# Reconnecting electricity supply



## Extremaduramike (Jun 24, 2011)

I'm looking at a property which has been disconnected from mains electricity. I have a feeling it was disconnected as a result of an outstanding bill. Does anybody know what the situation is for a new purchaser? Does the new purchaser have to pay the outstanding bill before being reconnected?


----------



## xabiaxica (Jun 23, 2009)

Extremaduramike said:


> I'm looking at a property which has been disconnected from mains electricity. I have a feeling it was disconnected as a result of an outstanding bill. Does anybody know what the situation is for a new purchaser? Does the new purchaser have to pay the outstanding bill before being reconnected?

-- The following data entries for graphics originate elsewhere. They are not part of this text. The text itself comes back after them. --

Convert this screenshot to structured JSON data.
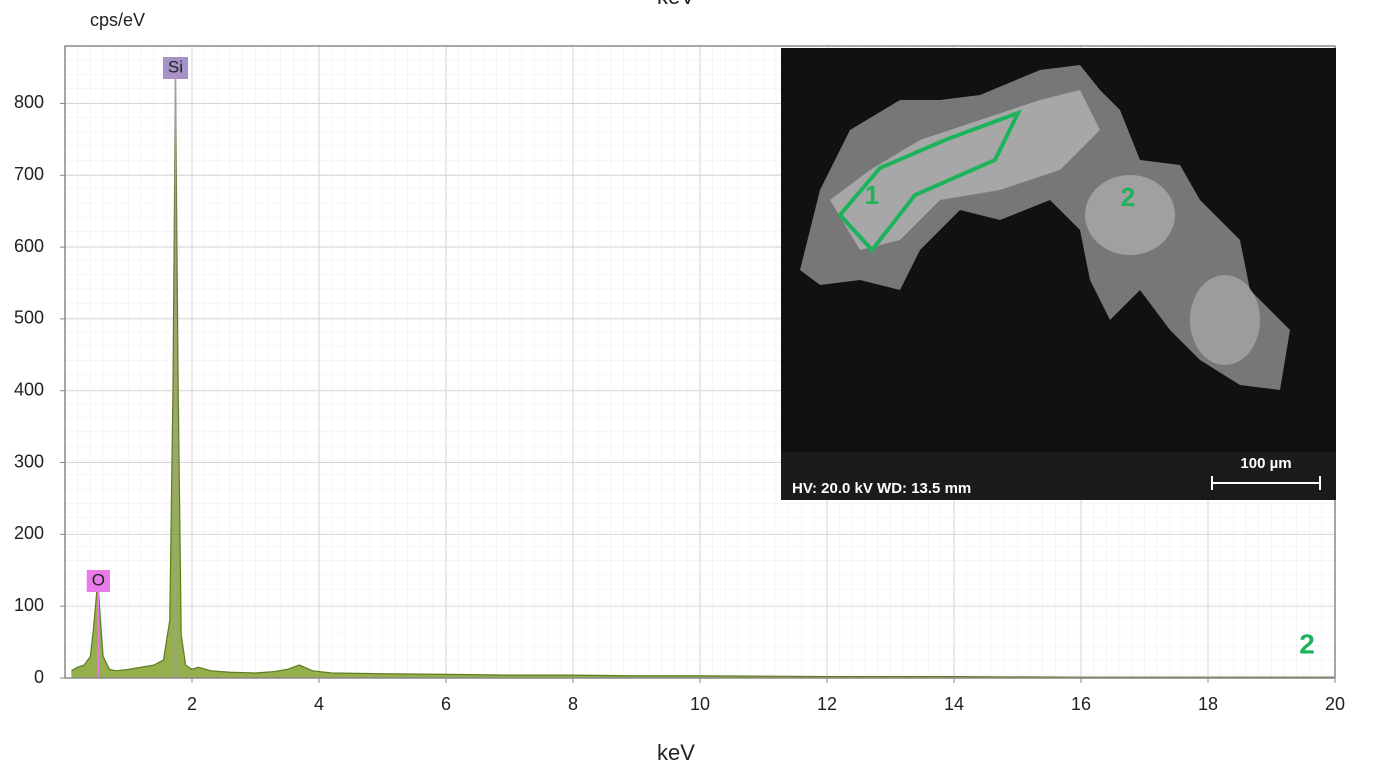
{
  "chart_data": {
    "type": "area",
    "y_label": "cps/eV",
    "x_label": "keV",
    "panel_label": "2",
    "x": [
      0.1,
      0.2,
      0.3,
      0.4,
      0.45,
      0.5,
      0.525,
      0.55,
      0.6,
      0.7,
      0.8,
      1.0,
      1.2,
      1.4,
      1.55,
      1.65,
      1.7,
      1.74,
      1.78,
      1.83,
      1.9,
      2.0,
      2.1,
      2.3,
      2.6,
      3.0,
      3.3,
      3.5,
      3.69,
      3.9,
      4.2,
      5,
      6,
      7,
      8,
      9,
      10,
      12,
      14,
      16,
      18,
      20
    ],
    "values": [
      10,
      15,
      18,
      30,
      70,
      120,
      128,
      90,
      30,
      12,
      10,
      12,
      15,
      18,
      25,
      80,
      400,
      840,
      420,
      60,
      18,
      12,
      15,
      10,
      8,
      7,
      9,
      12,
      18,
      10,
      7,
      6,
      5,
      4,
      4,
      3,
      3,
      2,
      2,
      1,
      1,
      1
    ],
    "color": "#8aa63a",
    "xlim": [
      0,
      20
    ],
    "ylim": [
      0,
      880
    ],
    "xticks": [
      2,
      4,
      6,
      8,
      10,
      12,
      14,
      16,
      18,
      20
    ],
    "yticks": [
      0,
      100,
      200,
      300,
      400,
      500,
      600,
      700,
      800
    ],
    "grid": true,
    "peak_labels": [
      {
        "label": "O",
        "x": 0.525,
        "color": "#e97be9"
      },
      {
        "label": "Si",
        "x": 1.74,
        "color": "#a692c6"
      }
    ],
    "inset": {
      "info": "HV: 20.0 kV  WD: 13.5 mm",
      "scale_bar": "100 µm",
      "regions": [
        "1",
        "2"
      ]
    }
  }
}
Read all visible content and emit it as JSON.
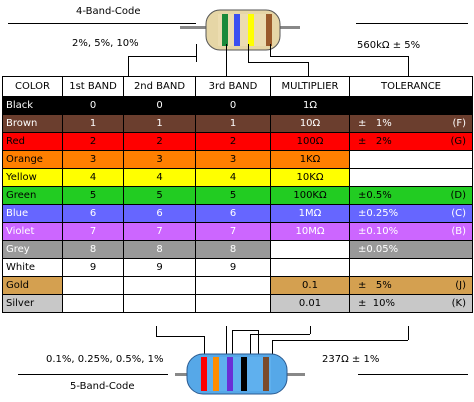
{
  "four_band": {
    "title": "4-Band-Code",
    "left_note": "2%, 5%, 10%",
    "right_note": "560kΩ ± 5%",
    "bands": [
      "#1a8a3a",
      "#3b4ff0",
      "#ffff00",
      "#9a5a2a"
    ]
  },
  "five_band": {
    "title": "5-Band-Code",
    "left_note": "0.1%, 0.25%, 0.5%, 1%",
    "right_note": "237Ω ± 1%",
    "bands": [
      "#ff0000",
      "#ff8c00",
      "#6a2fd6",
      "#000000",
      "#7a4a2a"
    ]
  },
  "table": {
    "headers": [
      "COLOR",
      "1st BAND",
      "2nd BAND",
      "3rd BAND",
      "MULTIPLIER",
      "TOLERANCE"
    ],
    "rows": [
      {
        "name": "Black",
        "b1": "0",
        "b2": "0",
        "b3": "0",
        "mult": "1Ω",
        "tol": "",
        "code": "",
        "bg": "#000000",
        "fg": "#ffffff"
      },
      {
        "name": "Brown",
        "b1": "1",
        "b2": "1",
        "b3": "1",
        "mult": "10Ω",
        "tol": "±   1%",
        "code": "(F)",
        "bg": "#6b3e2e",
        "fg": "#ffffff"
      },
      {
        "name": "Red",
        "b1": "2",
        "b2": "2",
        "b3": "2",
        "mult": "100Ω",
        "tol": "±   2%",
        "code": "(G)",
        "bg": "#ff0000",
        "fg": "#000000"
      },
      {
        "name": "Orange",
        "b1": "3",
        "b2": "3",
        "b3": "3",
        "mult": "1KΩ",
        "tol": "",
        "code": "",
        "bg": "#ff7f00",
        "fg": "#000000"
      },
      {
        "name": "Yellow",
        "b1": "4",
        "b2": "4",
        "b3": "4",
        "mult": "10KΩ",
        "tol": "",
        "code": "",
        "bg": "#ffff00",
        "fg": "#000000"
      },
      {
        "name": "Green",
        "b1": "5",
        "b2": "5",
        "b3": "5",
        "mult": "100KΩ",
        "tol": "±0.5%",
        "code": "(D)",
        "bg": "#22cc22",
        "fg": "#000000"
      },
      {
        "name": "Blue",
        "b1": "6",
        "b2": "6",
        "b3": "6",
        "mult": "1MΩ",
        "tol": "±0.25%",
        "code": "(C)",
        "bg": "#6666ff",
        "fg": "#ffffff"
      },
      {
        "name": "Violet",
        "b1": "7",
        "b2": "7",
        "b3": "7",
        "mult": "10MΩ",
        "tol": "±0.10%",
        "code": "(B)",
        "bg": "#cc66ff",
        "fg": "#ffffff"
      },
      {
        "name": "Grey",
        "b1": "8",
        "b2": "8",
        "b3": "8",
        "mult": "",
        "tol": "±0.05%",
        "code": "",
        "bg": "#999999",
        "fg": "#ffffff"
      },
      {
        "name": "White",
        "b1": "9",
        "b2": "9",
        "b3": "9",
        "mult": "",
        "tol": "",
        "code": "",
        "bg": "#ffffff",
        "fg": "#000000"
      },
      {
        "name": "Gold",
        "b1": "",
        "b2": "",
        "b3": "",
        "mult": "0.1",
        "tol": "±   5%",
        "code": "(J)",
        "bg": "#d4a050",
        "fg": "#000000"
      },
      {
        "name": "Silver",
        "b1": "",
        "b2": "",
        "b3": "",
        "mult": "0.01",
        "tol": "±  10%",
        "code": "(K)",
        "bg": "#c8c8c8",
        "fg": "#000000"
      }
    ]
  }
}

the debt would stay with the property, so unless the vendor pays before you purchase then yes, you'd have to pay it


----------



## Extremaduramike (Jun 24, 2011)

Thanks for the quick, clear reply. Much appreciated.


----------



## Swerve (Jun 29, 2011)

You may find that if you can get re connected that they find that your wiring or fuse box is not upto scratch and there will be additional charges for that. I would try to get a price for the whole lot before you proceed.


----------



## snikpoh (Nov 19, 2007)

xabiachica said:


> the debt would stay with the property, so unless the vendor pays before you purchase then yes, you'd have to pay it


This is not necessarily the case!

If you ask for a new contract then the old bill stays with the old contract. At least, that's what happened to us when one of our 'tenants' left without paying the bill. We were able to prove that they owned the bill and not us.

However, you will have to make sure that you have all the paperwork; escritura, habitation licence, boletin etc.


Alternatively, make it a condition of the sale - that is, make the vendor get it sorted BEFORE any money is exchanged.


----------



## xabiaxica (Jun 23, 2009)

snikpoh said:


> This is not necessarily the case!
> 
> If you ask for a new contract then the old bill stays with the old contract. At least, that's what happened to us when one of our 'tenants' left without paying the bill. We were able to prove that they owned the bill and not us.
> 
> ...


that's interesting - I didn't realise that

either way, I'd still make sure the vendor sorted it out before I committed to buying


----------



## Extremaduramike (Jun 24, 2011)

Yes, snikpoh, that's what happened with our internet connection. The new connection was in our name and the old debt "died" with the old contract. 
So, perhaps, armed with an escritura showing we purchased a property today (for example) we could ask Iberdrola for a new contract and avoid paying the previous owner's debt. 
I have a funny feeling something would go wrong!


----------



## gus-lopez (Jan 4, 2010)

They would probably ask for a new 'boletin' if nothing has been done to wiring since 2007. Which would mean upgrading to new regs before connection.


----------



## snikpoh (Nov 19, 2007)

gus-lopez said:


> They would probably ask for a new 'boletin' if nothing has been done to wiring since 2007. Which would *MAY *mean upgrading to new regs before connection.



See post #5 - for a new contract you would certainly expect to have to produce the documents I mentioned.


I stress again though - *make the vendor get it sorted BEFORE any money is exchanged*.


----------



## gus-lopez (Jan 4, 2010)

snikpoh said:


> See post #5 - for a new contract you would certainly expect to have to produce the documents I mentioned.
> 
> 
> I stress again though - *make the vendor get it sorted BEFORE any money is exchanged*.


Fully agree with last statement. If he starts to waver reduce price by quite a few 000's as it'll cost that to sort it especially if it needs a substantial rewire.


----------